Atomic structure of intrinsic and electron-irradiation-induced defects in MoTe2

TL;DR

This study investigates the atomic structure and defect dynamics in MoTe2 monolayers using electron microscopy, revealing defect types, their transformations, and potential electronic implications, with insights gained through experimental and computational methods.

Contribution

It provides detailed atomic-level insights into intrinsic and irradiation-induced defects in MoTe2, including their structures, dynamics, and effects on electronic properties, especially in encapsulated samples.

Findings

Rapid degradation of unprotected MoTe2 under electron beam

Identification of various defects including point and line defects

Defects introduce midgap states affecting electronic properties

Abstract

Studying the atomic structure of intrinsic defects in two-dimensional transition metal dichalcogenides is difficult since they damage quickly under the intense electron irradiation in transmission electron microscopy (TEM). However, this can also lead to insights into the creation of defects and their atom-scale dynamics.
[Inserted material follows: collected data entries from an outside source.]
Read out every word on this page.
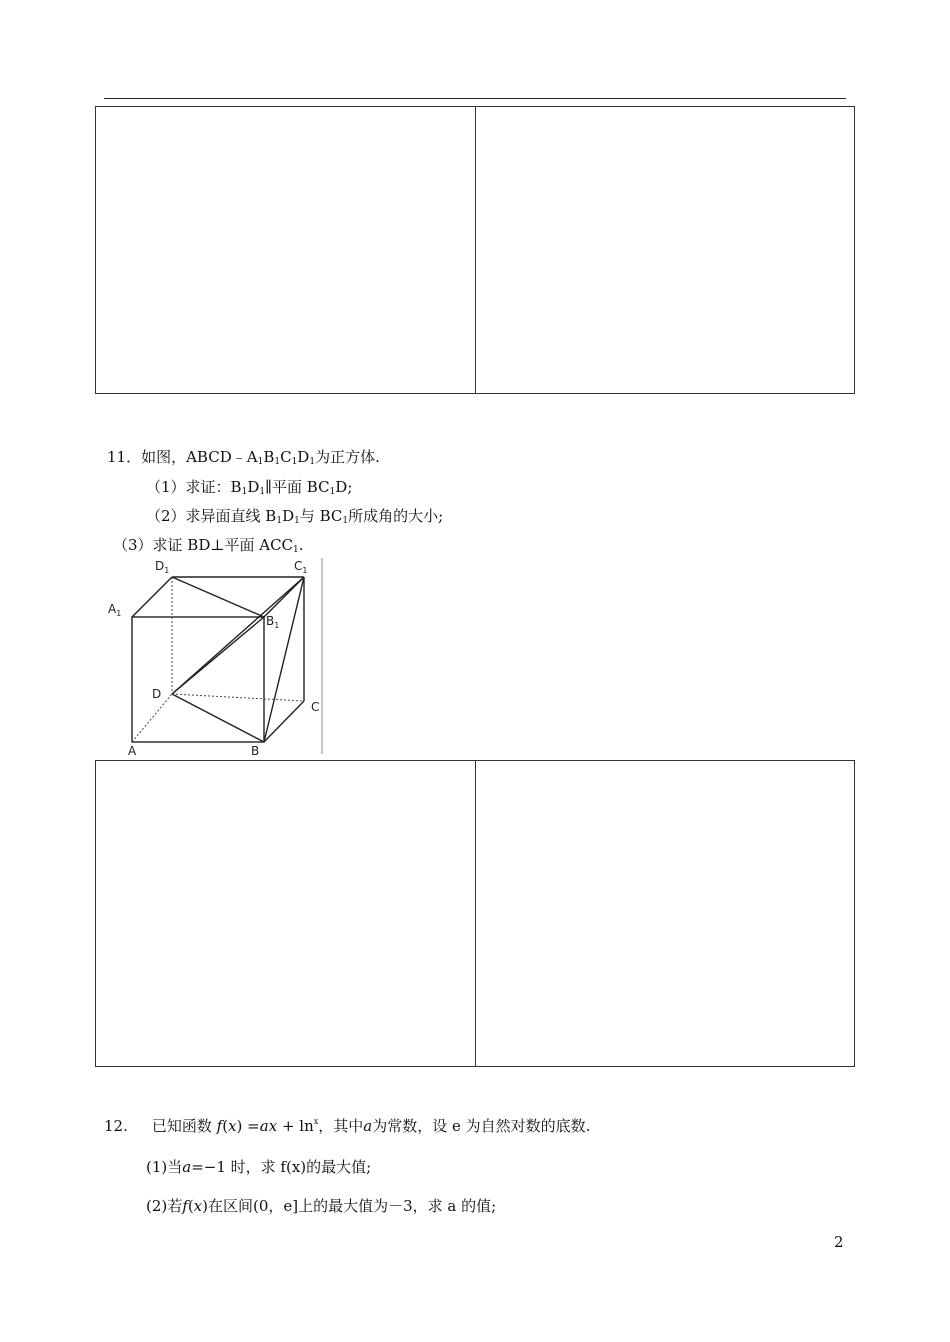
11．如图，$ABCD﹣A_1B_1C_1D_1$为正方体.
（1）求证：$B_1D_1\parallel$平面 $BC_1D$;
（2）求异面直线 $B_1D_1$与 $BC_1$所成角的大小;
（3）求证 BD⊥平面 $ACC_1$.
$D_1$	$C_1$
$A_1$
$B_1$
D
C
A	B
12. 已知函数 $f(x) =ax + \ln^x$，其中a为常数，设 e 为自然对数的底数.
(1)当a=−1 时，求 f(x)的最大值;
(2)若f(x)在区间(0，e]上的最大值为－3，求 a 的值;
2
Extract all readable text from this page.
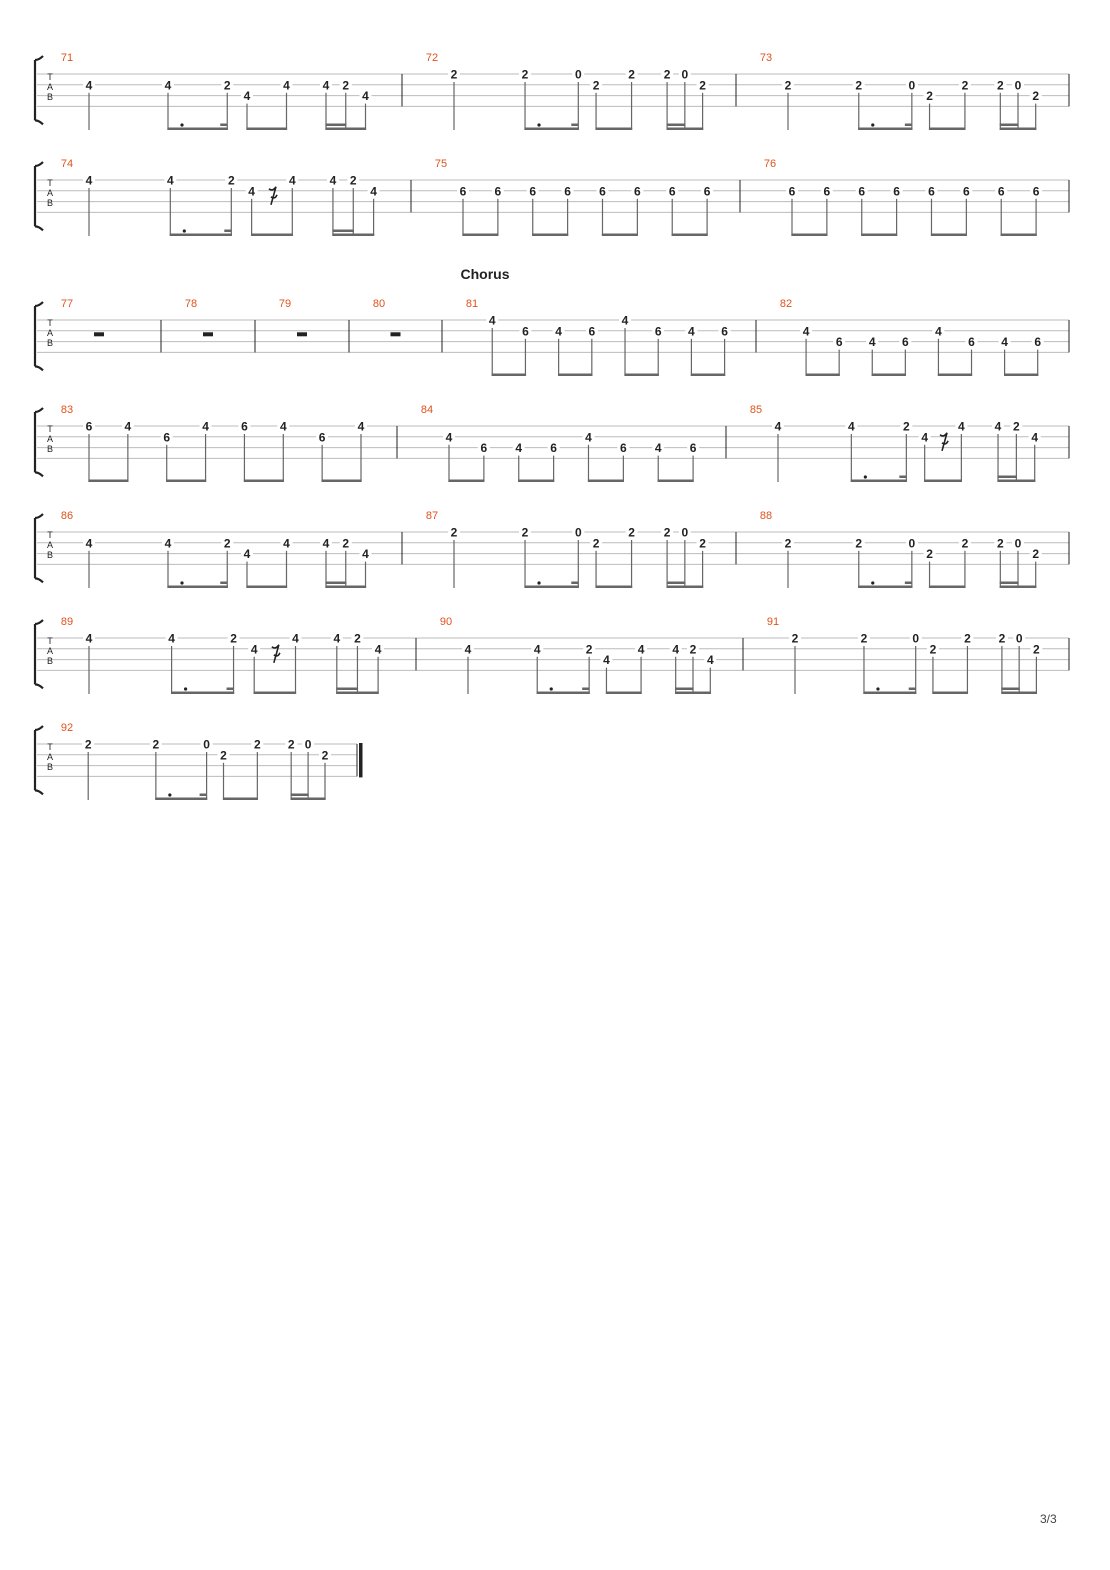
T
A
B
71
4	4	2
4
4	4 2
4
72
2	2	0
2
2 2 0
2
73
2	2	0
2
2 2 0
2
T
A
B
74
4	4	2
4
4	4 2
4
75
6 6 6 6 6 6 6 6
76
6 6 6 6 6 6 6 6
T
A
B
Chorus
77	78	79	80	81
4
6 4 6
4
6 4 6
82
4
6 4 6
4
6 4 6
T
A
B
83
6	4
6
4	6	4
6
4
84
4
6 4 6
4
6 4 6
85
4	4	2
4
4 4 2
4
T
A
B
86
4	4	2
4
4	4 2
4
87
2	2	0
2
2 2 0
2
88
2	2	0
2
2 2 0
2
T
A
B
89
4	4	2
4
4	4 2
4
90
4	4	2
4
4 4 2
4
91
2	2	0
2
2 2 0
2
T
A
B
92
2	2	0
2
2 2 0
2
3/3
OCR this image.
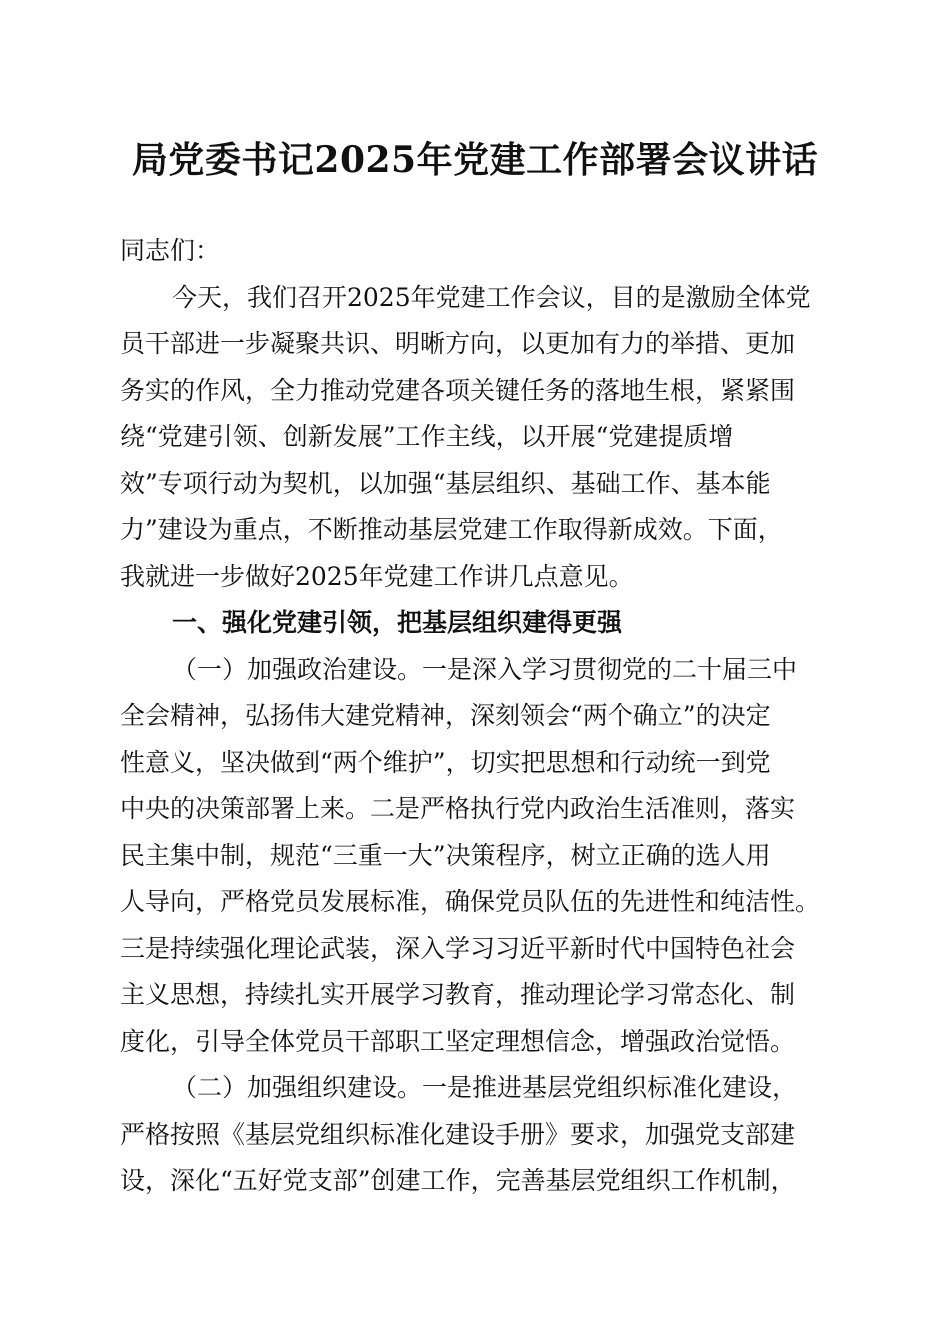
局党委书记2025年党建工作部署会议讲话
同志们：
今天，我们召开2025年党建工作会议，目的是激励全体党
员干部进一步凝聚共识、明晰方向，以更加有力的举措、更加
务实的作风，全力推动党建各项关键任务的落地生根，紧紧围
绕“党建引领、创新发展”工作主线，以开展“党建提质增
效”专项行动为契机，以加强“基层组织、基础工作、基本能
力”建设为重点，不断推动基层党建工作取得新成效。下面，
我就进一步做好2025年党建工作讲几点意见。
一、强化党建引领，把基层组织建得更强
（一）加强政治建设。一是深入学习贯彻党的二十届三中
全会精神，弘扬伟大建党精神，深刻领会“两个确立”的决定
性意义，坚决做到“两个维护”，切实把思想和行动统一到党
中央的决策部署上来。二是严格执行党内政治生活准则，落实
民主集中制，规范“三重一大”决策程序，树立正确的选人用
人导向，严格党员发展标准，确保党员队伍的先进性和纯洁性。
三是持续强化理论武装，深入学习习近平新时代中国特色社会
主义思想，持续扎实开展学习教育，推动理论学习常态化、制
度化，引导全体党员干部职工坚定理想信念，增强政治觉悟。
（二）加强组织建设。一是推进基层党组织标准化建设，
严格按照《基层党组织标准化建设手册》要求，加强党支部建
设，深化“五好党支部”创建工作，完善基层党组织工作机制，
We first show that MoTe 2 monolayers without protection indeed quickly degrade during scanning TEM (STEM) imaging, and discuss the observed atomic-level dynamics, including a transformation from the 1H phase into 1T', three-fold rotationally symmetric defects, and the migration of line defects between two 1H grains with a 60{\deg} misorientation. We then analyze the atomic structure of MoTe2 encapsulated between two graphene sheets to mitigate damage, finding the as-prepared material to contain an unexpectedly large concentration of defects. These include similar point defects (or quantum dots, QDs) as those created in the non-encapsulated material, and two different types of line defects (or quantum wires, QWs) that can be transformed from one to the other under electron irradiation. Our density functional theory simulations indicate that the QDs and QWs embedded in MoTe2 introduce new midgap states into the semiconducting material, and may thus be used to control its electronic and optical properties. Finally, the edge of the encapsulated material appears amorphous, possibly due to the pressure caused by the encapsulation.